Everybody reacts the way they are supposed to react. Her classmates are shocked but they seem to quickly forget about it; her mother, who learns about the debate from the teacher, is appalled but after expressing her disgust pretends that it never happened; her teacher who assigned her the task is proud and gives her an A. But more importantly, Terry comes out to her.

Smith’s detailing of her first love is simple, luminous, full of wonder. The dustjacket of the book describes it as “a startling and taboo first love that helps her discover a world beyond the death of her brother.” There may be some taboo moments—how can there not be, with two girls in Catholic school girl uniforms?—but it is no more startling than any other first love. And Terry does more than help Alison discover that there is life beyond grief; she feeds her, physically and emotionally.

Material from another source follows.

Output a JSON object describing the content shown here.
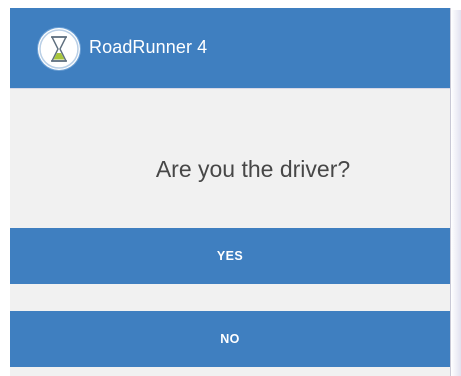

Name All the Animals is a graceful little book. Smith has a deft touch with language, and builds a quick-moving narrative about adolescence, coming out, and living with the dead. Her memoir is more than a memorial to her brother Roy. It is a memorial to her first love; it is a memorial to her childhood devotion to God; it is a memorial to her parents, who loved their children very much. It could have been a rather depressing memoir about death and grief, but Smith’s direct simplicity has ultimately resulted in a hopeful tale about life and what it means to love.